Despite drawing the line at asking, “what’s up doc?”, he’s clearly in the throes of a full blown identity crisis. Daffy is zany, erratic and hyperactive so would have been quite a challenge to animate. Perhaps to compromise, artist, Daniel Hochard, plumped for the more chilled out mannerisms of Bugs Bunny with the appearance of Duck Dodgers. Well whatever; some of the best things in life make little sense. Rich tapestry etc etc.

Aside from the quirky Warner Bros plagiarism, what sets Baby Jo apart from the crowd is the charismatic animation. Abundant time has clearly been invested in making that as cute, intricate and convincing as was possible with the limited number of pixels at the artist’s disposal.

When falling Jo flaps his arms in a futile attempt at flight. Realising it ain’t happening, a sense of dread sweeps across his cherub-like face as he plummets like an Acme cartoon weight. Land him on top of a roaring fire and he shrieks in terror, skyrocketing into the blue yonder, nappy ablaze.

Jo parks his butt to glug down any milk he finds as if the last cow has just gone on a permanent strike, burping appreciatively to let you know he’s ready to move on. Leave him standing idle and he sucks his thumb to stave off the boredom, much like one of those very young miniature people. Babies, that’s the word.

Soaring into the sky dangling from a balloon Jo wiggles from side to side like a squirming worm caught in a puddle. Even his tuft of blond hair coils and unfurls as he saunters around the pic-er-nic area. The other levels too, I just wanted to make an out of the blue Yogi Bear reference for the helluvit. That sort of thing rubs off on you.

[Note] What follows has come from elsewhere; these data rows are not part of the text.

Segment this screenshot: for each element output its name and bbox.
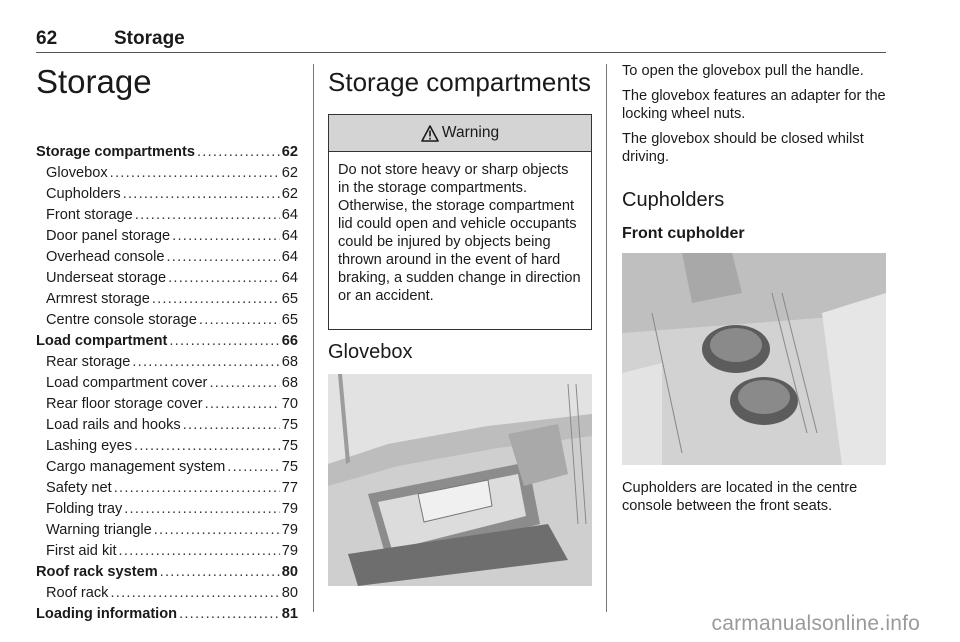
toc-page-number: 79 xyxy=(281,543,298,559)
toc-page-number: 68 xyxy=(281,354,298,370)
toc-subentry[interactable] xyxy=(36,247,298,268)
site-watermark: carmanualsonline.info xyxy=(711,612,920,635)
toc-subentry[interactable] xyxy=(36,583,298,604)
toc-entry-title: Door panel storage xyxy=(46,228,171,244)
toc-subentry[interactable] xyxy=(36,310,298,331)
toc-entry-title: First aid kit xyxy=(46,543,117,559)
toc-entry-title: Glovebox xyxy=(46,165,108,181)
toc-entry-title: Lashing eyes xyxy=(46,438,133,454)
toc-subentry[interactable] xyxy=(36,226,298,247)
toc-leader-dots xyxy=(168,268,280,289)
toc-leader-dots xyxy=(160,562,280,583)
toc-entry-title: Overhead console xyxy=(46,249,165,265)
toc-entry-title: Cupholders xyxy=(46,186,121,202)
toc-page-number: 80 xyxy=(281,585,298,601)
toc-leader-dots xyxy=(119,541,280,562)
warning-heading: Warning xyxy=(441,124,500,141)
toc-page-number: 64 xyxy=(281,228,298,244)
toc-column xyxy=(36,62,298,622)
paragraph: To open the glovebox pull the handle. xyxy=(622,63,864,79)
toc-subentry[interactable] xyxy=(36,436,298,457)
toc-subentry[interactable] xyxy=(36,541,298,562)
toc-leader-dots xyxy=(169,331,279,352)
table-of-contents xyxy=(36,142,298,625)
toc-page-number: 79 xyxy=(281,501,298,517)
toc-entry-title: Roof rack xyxy=(46,585,109,601)
toc-page-number: 62 xyxy=(281,144,298,160)
toc-leader-dots xyxy=(166,247,279,268)
toc-entry-title: Centre console storage xyxy=(46,312,197,328)
toc-page-number: 80 xyxy=(281,564,298,580)
section-title: Storage compartments xyxy=(328,67,592,97)
glovebox-illustration xyxy=(328,374,592,586)
toc-leader-dots xyxy=(135,205,280,226)
cupholders-description: Cupholders are located in the centre console between the front seats. xyxy=(622,480,858,514)
toc-page-number: 62 xyxy=(281,186,298,202)
toc-leader-dots xyxy=(134,436,280,457)
toc-leader-dots xyxy=(123,184,280,205)
toc-entry-title: Warning triangle xyxy=(46,522,152,538)
toc-page-number: 64 xyxy=(281,270,298,286)
toc-leader-dots xyxy=(110,163,280,184)
header-title: Storage xyxy=(114,28,185,49)
toc-page-number: 81 xyxy=(281,606,298,622)
toc-leader-dots xyxy=(199,310,280,331)
glovebox-heading: Glovebox xyxy=(328,341,413,363)
toc-entry-title: Underseat storage xyxy=(46,270,167,286)
toc-entry-title: Load compartment xyxy=(36,333,168,349)
toc-subentry[interactable] xyxy=(36,394,298,415)
toc-section-entry[interactable] xyxy=(36,604,298,625)
toc-leader-dots xyxy=(183,415,280,436)
toc-leader-dots xyxy=(205,394,280,415)
warning-header xyxy=(329,115,591,152)
toc-leader-dots xyxy=(227,457,280,478)
toc-page-number: 64 xyxy=(281,207,298,223)
toc-leader-dots xyxy=(132,352,279,373)
chapter-title: Storage xyxy=(36,63,152,100)
toc-leader-dots xyxy=(110,583,279,604)
toc-page-number: 79 xyxy=(281,522,298,538)
toc-page-number: 64 xyxy=(281,249,298,265)
toc-leader-dots xyxy=(209,373,279,394)
toc-section-entry[interactable] xyxy=(36,331,298,352)
toc-subentry[interactable] xyxy=(36,478,298,499)
toc-section-entry[interactable] xyxy=(36,142,298,163)
toc-subentry[interactable] xyxy=(36,457,298,478)
toc-page-number: 68 xyxy=(281,375,298,391)
toc-leader-dots xyxy=(154,520,280,541)
toc-leader-dots xyxy=(179,604,280,625)
toc-subentry[interactable] xyxy=(36,163,298,184)
page-number: 62 xyxy=(36,28,58,49)
column-divider xyxy=(606,64,607,612)
toc-page-number: 75 xyxy=(281,459,298,475)
toc-page-number: 65 xyxy=(281,291,298,307)
toc-page-number: 77 xyxy=(281,480,298,496)
toc-page-number: 62 xyxy=(281,165,298,181)
toc-leader-dots xyxy=(172,226,280,247)
toc-page-number: 65 xyxy=(281,312,298,328)
toc-entry-title: Rear storage xyxy=(46,354,131,370)
toc-entry-title: Load compartment cover xyxy=(46,375,208,391)
cupholder-illustration xyxy=(622,253,886,465)
toc-subentry[interactable] xyxy=(36,184,298,205)
toc-entry-title: Rear floor storage cover xyxy=(46,396,203,412)
toc-page-number: 75 xyxy=(281,417,298,433)
toc-entry-title: Cargo management system xyxy=(46,459,226,475)
paragraph: The glovebox should be closed whilst driving. xyxy=(622,131,864,165)
toc-subentry[interactable] xyxy=(36,289,298,310)
toc-subentry[interactable] xyxy=(36,373,298,394)
storage-compartments-column xyxy=(328,62,592,363)
toc-entry-title: Storage compartments xyxy=(36,144,195,160)
toc-page-number: 70 xyxy=(281,396,298,412)
paragraph: The glovebox features an adapter for the locking wheel nuts. xyxy=(622,88,886,122)
warning-text: Do not store heavy or sharp objects in the storage compartments. Otherwise, the storage compartment lid could open and vehicle occupants could be injured by objects being thrown around in the event of hard braking, a sudden change in direction or an accident. xyxy=(338,162,581,304)
toc-entry-title: Safety net xyxy=(46,480,112,496)
toc-subentry[interactable] xyxy=(36,415,298,436)
toc-entry-title: Roof rack system xyxy=(36,564,158,580)
glovebox-cupholder-column xyxy=(622,62,886,514)
cupholders-heading: Cupholders xyxy=(622,189,725,211)
toc-section-entry[interactable] xyxy=(36,562,298,583)
warning-triangle-icon xyxy=(421,125,439,142)
toc-subentry[interactable] xyxy=(36,205,298,226)
toc-page-number: 66 xyxy=(281,333,298,349)
toc-page-number: 75 xyxy=(281,438,298,454)
toc-entry-title: Front storage xyxy=(46,207,133,223)
toc-subentry[interactable] xyxy=(36,520,298,541)
column-divider xyxy=(313,64,314,612)
toc-subentry[interactable] xyxy=(36,352,298,373)
toc-subentry[interactable] xyxy=(36,268,298,289)
running-header xyxy=(36,26,886,53)
toc-leader-dots xyxy=(114,478,280,499)
toc-leader-dots xyxy=(124,499,280,520)
toc-entry-title: Loading information xyxy=(36,606,178,622)
toc-leader-dots xyxy=(152,289,280,310)
toc-leader-dots xyxy=(197,142,280,163)
toc-entry-title: Load rails and hooks xyxy=(46,417,181,433)
toc-entry-title: Armrest storage xyxy=(46,291,150,307)
toc-entry-title: Folding tray xyxy=(46,501,123,517)
warning-box xyxy=(328,114,592,330)
front-cupholder-heading: Front cupholder xyxy=(622,225,745,242)
toc-subentry[interactable] xyxy=(36,499,298,520)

What isn’t so endearing is the way he ‘yips’ with every jump (in the PC Engine version anyway), and belts out a ‘yipee’ upon grabbing each collectable. Why did no-one consider that this might get a tad annoying?

Music too is a bit repetitive. A perfect fit for the theme with its rinky-dink toy piano vibe, yet with so little variety on offer the perpetually looping ditty will soon send you doolally.

Jo’s minimalist graphics gel neatly with the cartoony theme, all except for the heavy black outline framing many of the sprites. That’s a bit awkward and overbearing without serving any obvious purpose. It’s the kind of trick you’d see in a Speccy game to sidestep the notorious colour clash issue. I don’t know why it would be necessary in an Amiga game.

Guide Jo safely back home and on the doorstep he’s greeted by his mother’s legs in a scene reminiscent of vintage Tom and Jerry shorts featuring Mammy Two Shoes. I’m fairly sure she possesses a body, head and other peripheral limbs too, except they’re unseen due to the low focus of the ‘camera’.

Jo is embraced and taken inside, though when Jock tries to follow he’s immediately ejected, mirroring Tom’s treatment in countless animated shorts having been rumbled for committing some misdemeanour or other.

Walking-talking legs became a trademark of MGM’s Tom and Jerry, and other cartoons such as Peanuts. It’s thought this was because it saved the animator having to deal with voice-mouth synchronisation issues, and also helped to frame scenes to exemplify the perspective of the anthropomorphic animal or child stars.

In Baby Jo I suppose the same applies, though possibly it’s just a suitable homage to compliment the general theme. Either way it’s nicely done, with sufficient charm to throttle a grin from the most battle-hardened of cynics.

Remembering for a second that at the nub of all this soppy schmaltz should be a playable game, Baby Jo is a bit of a letdown. Scrolling is jerky and the controls are equally stiff and laggy, making it unnecessarily difficult to take evasive action when descended on by hordes of wasps, for example. This being inevitable, and with everything else under the invulnerable sun enemy also having it in for you, it’s a tougher challenge than you’d at first imagine judging by the seemingly Mothercare-inspired artwork.

Too tricky for very young kids and too limited in design for veteran gamers, who is Baby Jo really aimed at I wonder? Crawling on all fours alongside the pantheon of studiously evolved Amiga platformers this one is barely out of pampers.

Ordinary it’s true, though certainly not worth ending it all over. Did I mention that the ‘S’ key is assigned to a suicide option? Somehow I don’t think Superman would approve.